Studio album by The Osmonds
- Released: October 1972
- Recorded: March 17 – June 23, 1972
- Studio: MGM Recording Studios (Hollywood, Los Angeles)
- Genres: Hard rock; heavy metal;
- Length: 33:53
- Labels: Kolob; MGM;
- Producers: Alan Osmond; Michael Lloyd;

The Osmonds chronology
| The Osmonds Live (1972) | Crazy Horses (1972) | The Plan (1973) |

Singles from Crazy Horses
- "Hold Her Tight" Released: June 24, 1972; "Crazy Horses" Released: October 14, 1972;

= Crazy Horses (album) =

1972 studio album by The Osmonds

Crazy Horses is the ninth studio album by the American singing group The Osmonds, released in 1972 by Kolob Records and distributed by MGM Records. It was the group's first album to be released under their own Kolob Records label. It entered the Billboard Top LPs chart on October 14, where it reached number 14 on December 23, 1972. Two singles were released in support of the album, "Hold Her Tight" and "Crazy Horses", both of which reached number 14 on the Billboard Hot 100 singles chart. It was certified Gold by the RIAA on January 24, 1973.

Building upon the sound of the band's previous album, Phase III, Crazy Horses is a hard rock and heavy metal album. Cited as particularly significant in the evolution of heavy metal music, author and music journalist Chuck Eddy ranked Crazy Horses as #66 in his 1991 book "The Five Hundred Best Heavy Metal Albums in the Universe". Merrill was the lead singer on most songs as he was the lead singer for the Osmonds. Jay was the lead on Crazy Horses with Alan, Wayne and Donny each taking a portions of the lead vocals on some of the songs.

Professional ratings
Review scores
| Source | Rating |
| AllMusic | Star Half star |

== Track listing ==

Side 1
| No. | Title | Writer(s) | Recorded | Length |
|---|---|---|---|---|
| 1. | "Hold Her Tight" |  | March 17, 1972 | 3:18 |
| 2. | "Utah" | Merrill Osmond | June 23, 1972 | 2:20 |
| 3. | "Girl" | Alan Osmond, Merrill Osmond | March 17, 1972 | 3:38 |
| 4. | "What Could It Be" | Alan Osmond | March 17, 1972 | 3:20 |
| 5. | "We All Fall Down" | Alan Osmond, Jay Osmond, Merrill Osmond, Wayne Osmond | June 23, 1972 | 2:55 |
| 6. | "And You Love Me" | Wayne Osmond | March 17, 1972 | 3:40 |

Side 2
| No. | Title | Writer(s) | Recorded | Length |
|---|---|---|---|---|
| 1. | "Crazy Horses" |  | June 23, 1972 | 2:40 |
| 2. | "Life is Hard Enough Without Goodbyes" |  | June 23, 1972 | 3:45 |
| 3. | "Hey, Mr.
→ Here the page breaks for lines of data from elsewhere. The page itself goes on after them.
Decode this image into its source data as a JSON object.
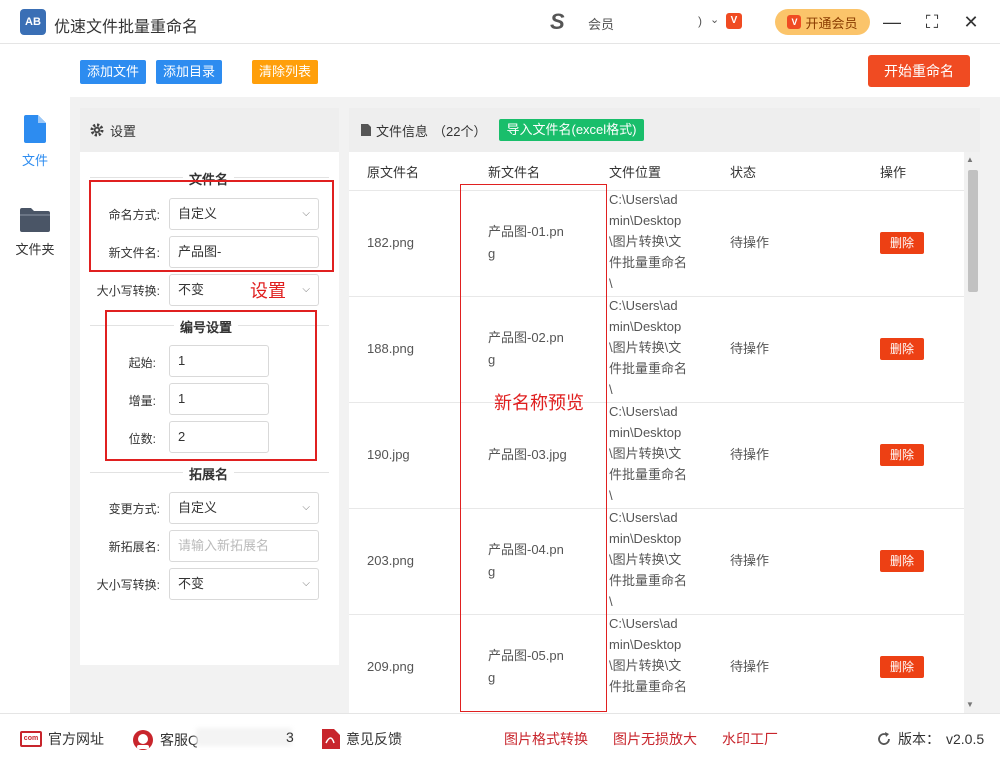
{
  "app": {
    "logo": "AB",
    "title": "优速文件批量重命名",
    "user_logo": "S",
    "user_name": "会员",
    "user_fragment": ")",
    "vip_small": "V",
    "vip_button": "开通会员",
    "vip_mark": "V"
  },
  "window": {
    "minimize": "—",
    "maximize": "⛶",
    "close": "✕"
  },
  "nav": {
    "files_label": "文件",
    "folder_label": "文件夹"
  },
  "toolbar": {
    "add_file": "添加文件",
    "add_dir": "添加目录",
    "clear_list": "清除列表",
    "start": "开始重命名"
  },
  "settings": {
    "header": "设置",
    "filename_section": "文件名",
    "naming_mode_label": "命名方式:",
    "naming_mode_value": "自定义",
    "new_name_label": "新文件名:",
    "new_name_value": "产品图-",
    "case_label": "大小写转换:",
    "case_value": "不变",
    "numbering_section": "编号设置",
    "start_label": "起始:",
    "start_value": "1",
    "increment_label": "增量:",
    "increment_value": "1",
    "digits_label": "位数:",
    "digits_value": "2",
    "ext_section": "拓展名",
    "ext_mode_label": "变更方式:",
    "ext_mode_value": "自定义",
    "new_ext_label": "新拓展名:",
    "new_ext_placeholder": "请输入新拓展名",
    "ext_case_label": "大小写转换:",
    "ext_case_value": "不变"
  },
  "files": {
    "header": "文件信息",
    "count": "（22个）",
    "import_btn": "导入文件名(excel格式)",
    "columns": [
      "原文件名",
      "新文件名",
      "文件位置",
      "状态",
      "操作"
    ],
    "rows": [
      {
        "original": "182.png",
        "new_l1": "产品图-01.pn",
        "new_l2": "g",
        "path": [
          "C:\\Users\\ad",
          "min\\Desktop",
          "\\图片转换\\文",
          "件批量重命名",
          "\\"
        ],
        "status": "待操作",
        "action": "删除"
      },
      {
        "original": "188.png",
        "new_l1": "产品图-02.pn",
        "new_l2": "g",
        "path": [
          "C:\\Users\\ad",
          "min\\Desktop",
          "\\图片转换\\文",
          "件批量重命名",
          "\\"
        ],
        "status": "待操作",
        "action": "删除"
      },
      {
        "original": "190.jpg",
        "new_l1": "产品图-03.jpg",
        "new_l2": "",
        "path": [
          "C:\\Users\\ad",
          "min\\Desktop",
          "\\图片转换\\文",
          "件批量重命名",
          "\\"
        ],
        "status": "待操作",
        "action": "删除"
      },
      {
        "original": "203.png",
        "new_l1": "产品图-04.pn",
        "new_l2": "g",
        "path": [
          "C:\\Users\\ad",
          "min\\Desktop",
          "\\图片转换\\文",
          "件批量重命名",
          "\\"
        ],
        "status": "待操作",
        "action": "删除"
      },
      {
        "original": "209.png",
        "new_l1": "产品图-05.pn",
        "new_l2": "g",
        "path": [
          "C:\\Users\\ad",
          "min\\Desktop",
          "\\图片转换\\文",
          "件批量重命名",
          "\\"
        ],
        "status": "待操作",
        "action": "删除"
      }
    ]
  },
  "annotations": {
    "settings": "设置",
    "preview": "新名称预览"
  },
  "footer": {
    "website_icon": "com",
    "website": "官方网址",
    "service": "客服Q",
    "service_number": "3",
    "feedback": "意见反馈",
    "link1": "图片格式转换",
    "link2": "图片无损放大",
    "link3": "水印工厂",
    "version_label": "版本：",
    "version": "v2.0.5"
  },
  "colors": {
    "accent": "#2d8cf0",
    "danger": "#f04b22",
    "success": "#19be6b",
    "warning": "#ff9f0a"
  }
}
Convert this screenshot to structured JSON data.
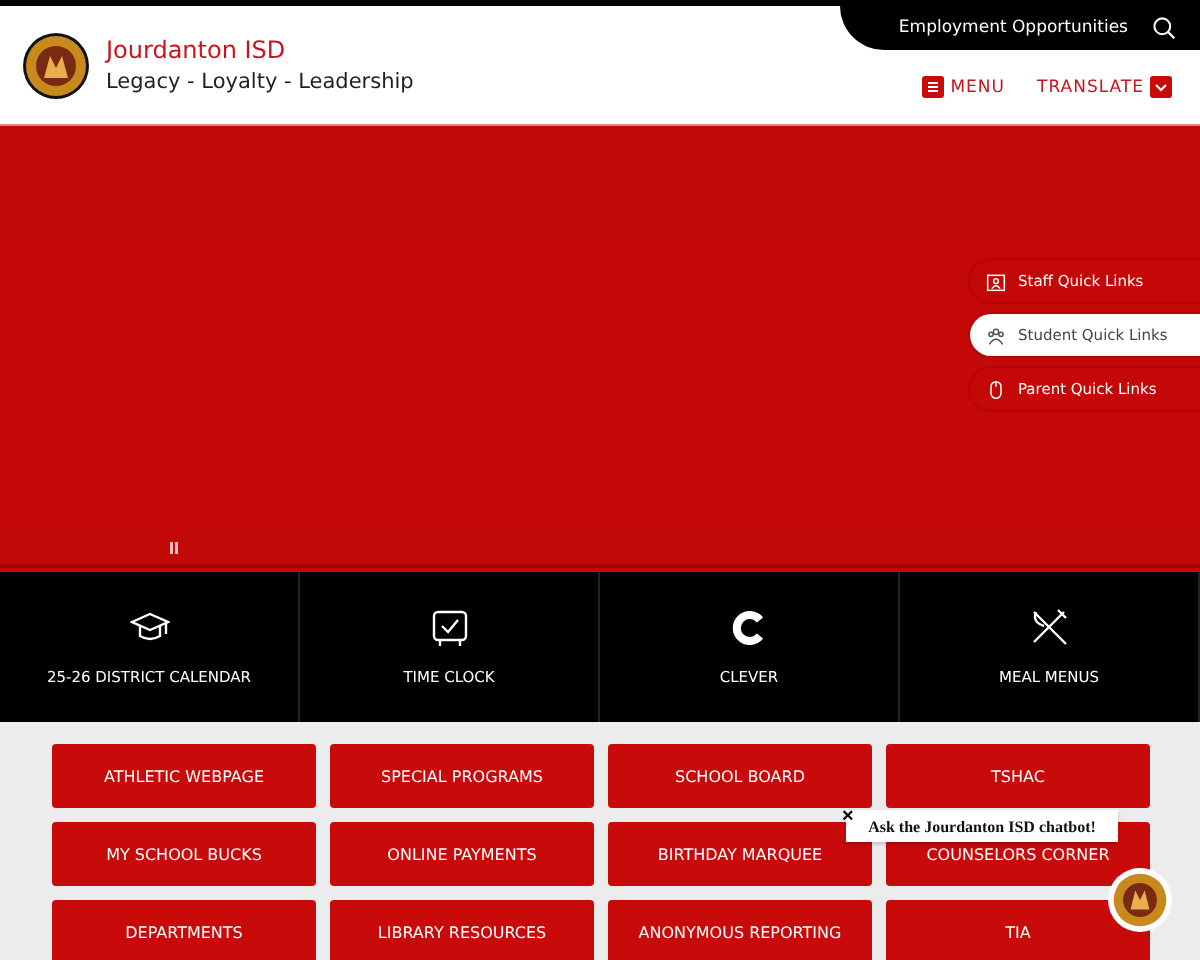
{
  "header": {
    "title": "Jourdanton ISD",
    "tagline": "Legacy - Loyalty - Leadership",
    "top_link": "Employment Opportunities",
    "menu": "MENU",
    "translate": "TRANSLATE"
  },
  "quick_links": [
    {
      "label": "Staff Quick Links",
      "kind": "staff",
      "selected": false
    },
    {
      "label": "Student Quick Links",
      "kind": "student",
      "selected": true
    },
    {
      "label": "Parent Quick Links",
      "kind": "parent",
      "selected": false
    }
  ],
  "features": [
    {
      "label": "25-26 DISTRICT CALENDAR",
      "kind": "cap"
    },
    {
      "label": "TIME CLOCK",
      "kind": "clock"
    },
    {
      "label": "CLEVER",
      "kind": "clever"
    },
    {
      "label": "MEAL MENUS",
      "kind": "meal"
    }
  ],
  "buttons": [
    "ATHLETIC WEBPAGE",
    "SPECIAL PROGRAMS",
    "SCHOOL BOARD",
    "TSHAC",
    "MY SCHOOL BUCKS",
    "ONLINE PAYMENTS",
    "BIRTHDAY MARQUEE",
    "COUNSELORS CORNER",
    "DEPARTMENTS",
    "LIBRARY RESOURCES",
    "ANONYMOUS REPORTING",
    "TIA"
  ],
  "chatbot": {
    "prompt": "Ask the Jourdanton ISD chatbot!",
    "close": "×"
  }
}
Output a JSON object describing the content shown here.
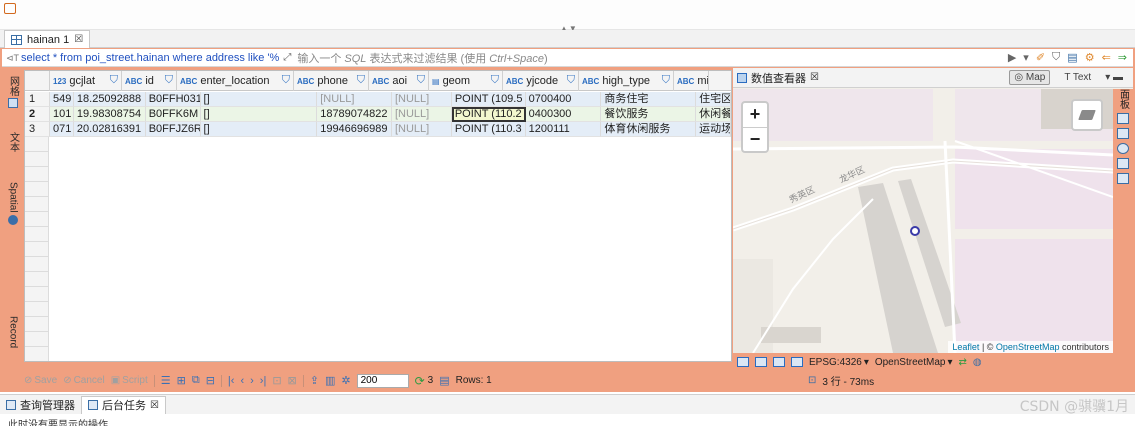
{
  "editor": {
    "tab_label": "hainan 1",
    "tab_close": "☒"
  },
  "filter": {
    "sql_icon": "⊲T",
    "query": "select * from poi_street.hainan where address like '%",
    "hint_prefix": "输入一个 ",
    "hint_sql": "SQL",
    "hint_mid": " 表达式来过滤结果 (使用 ",
    "hint_key": "Ctrl+Space",
    "hint_suffix": ")"
  },
  "left_rail": {
    "grid_label": "网格",
    "text_label": "文本",
    "spatial_label": "Spatial",
    "record_label": "Record"
  },
  "grid": {
    "columns": [
      {
        "type": "",
        "label": "",
        "width": 25
      },
      {
        "type": "123",
        "label": "gcjlat",
        "width": 72
      },
      {
        "type": "ABC",
        "label": "id",
        "width": 55
      },
      {
        "type": "ABC",
        "label": "enter_location",
        "width": 117
      },
      {
        "type": "ABC",
        "label": "phone",
        "width": 75
      },
      {
        "type": "ABC",
        "label": "aoi",
        "width": 60
      },
      {
        "type": "▤",
        "label": "geom",
        "width": 74
      },
      {
        "type": "ABC",
        "label": "yjcode",
        "width": 76
      },
      {
        "type": "ABC",
        "label": "high_type",
        "width": 95
      },
      {
        "type": "ABC",
        "label": "mi",
        "width": 35
      }
    ],
    "rows": [
      {
        "num": "1",
        "cells": [
          "549",
          "18.25092888",
          "B0FFH031",
          "[]",
          "[NULL]",
          "[NULL]",
          "POINT (109.5",
          "0700400",
          "商务住宅",
          "住宅区"
        ]
      },
      {
        "num": "2",
        "cells": [
          "101",
          "19.98308754",
          "B0FFK6M",
          "[]",
          "18789074822",
          "[NULL]",
          "POINT (110.2",
          "0400300",
          "餐饮服务",
          "休闲餐"
        ]
      },
      {
        "num": "3",
        "cells": [
          "071",
          "20.02816391",
          "B0FFJZ6R",
          "[]",
          "19946696989",
          "[NULL]",
          "POINT (110.3",
          "1200111",
          "体育休闲服务",
          "运动场"
        ]
      }
    ]
  },
  "map_viewer": {
    "title": "数值查看器",
    "mode_map": "Map",
    "mode_text": "Text",
    "zoom_in": "+",
    "zoom_out": "−",
    "attribution_leaflet": "Leaflet",
    "attribution_sep": " | © ",
    "attribution_osm": "OpenStreetMap",
    "attribution_tail": " contributors",
    "label_road_a": "秀英区",
    "label_road_b": "龙华区",
    "right_rail_label": "面板",
    "crs": "EPSG:4326",
    "basemap": "OpenStreetMap"
  },
  "toolbar": {
    "save": "Save",
    "cancel": "Cancel",
    "script": "Script",
    "fetch_size": "200",
    "fetch_count": "3",
    "rows_label": "Rows: 1",
    "status": "3 行 - 73ms"
  },
  "bottom": {
    "tab_query_manager": "查询管理器",
    "tab_background": "后台任务",
    "message": "此时没有要显示的操作",
    "watermark": "CSDN @骐骥1月"
  },
  "colors": {
    "frame": "#f0a080",
    "sql_text": "#2050c0",
    "row_blue": "#e4edf7",
    "row_green": "#ebf5e6"
  }
}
Taxi" |  | June 23, 1972 | 3:05 |
| 4. | "That's My Girl" | Alan Osmond | May 3, 1972 | 3:12 |
| 5. | "Julie" |  | March 17, 1972 | 3:14 |
| 6. | "Big Finish" |  | June 23, 1972 | 0:18 |

==Personnel==
- Producer: Alan Osmond, Michael Lloyd
- Arranger (horns): Jim Horn (Tracks 2, 5, 7, 9)
- Engineer: Ed Greene
- Recorded at MGM Recording Studios

==Charts==

===Album===

| Chart (1972) | Peak position |
|---|---|
| Australian Albums (Kent Music Report) | 37 |
| Canadian Albums (RPM) | 10 |
| Dutch Albums (Album Top 100) | 4 |
| Finnish Albums (Suomen virallinen lista) | 16 |
| French Albums (SNEP) | 9 |
| German Albums (Offizielle Top 100) | 26 |
| UK Albums (OCC) | 9 |
| US Billboard 200 | 14 |

===Singles===

| Year | Single | Chart | Position |
| 1972 | "Hold Her Tight" | Billboard Hot 100 | 14 |
| Canada | 6 |
| "Crazy Horses" | Billboard Hot 100 | 14 |
| Canada | 12 |
| United Kingdom | 2 |
| Australia | 23 |

==Certifications==

| Region | Certification | Certified units/sales |
| United States (RIAA) | Gold | 500,000^{^} |
^{^} Shipments figures based on certification alone.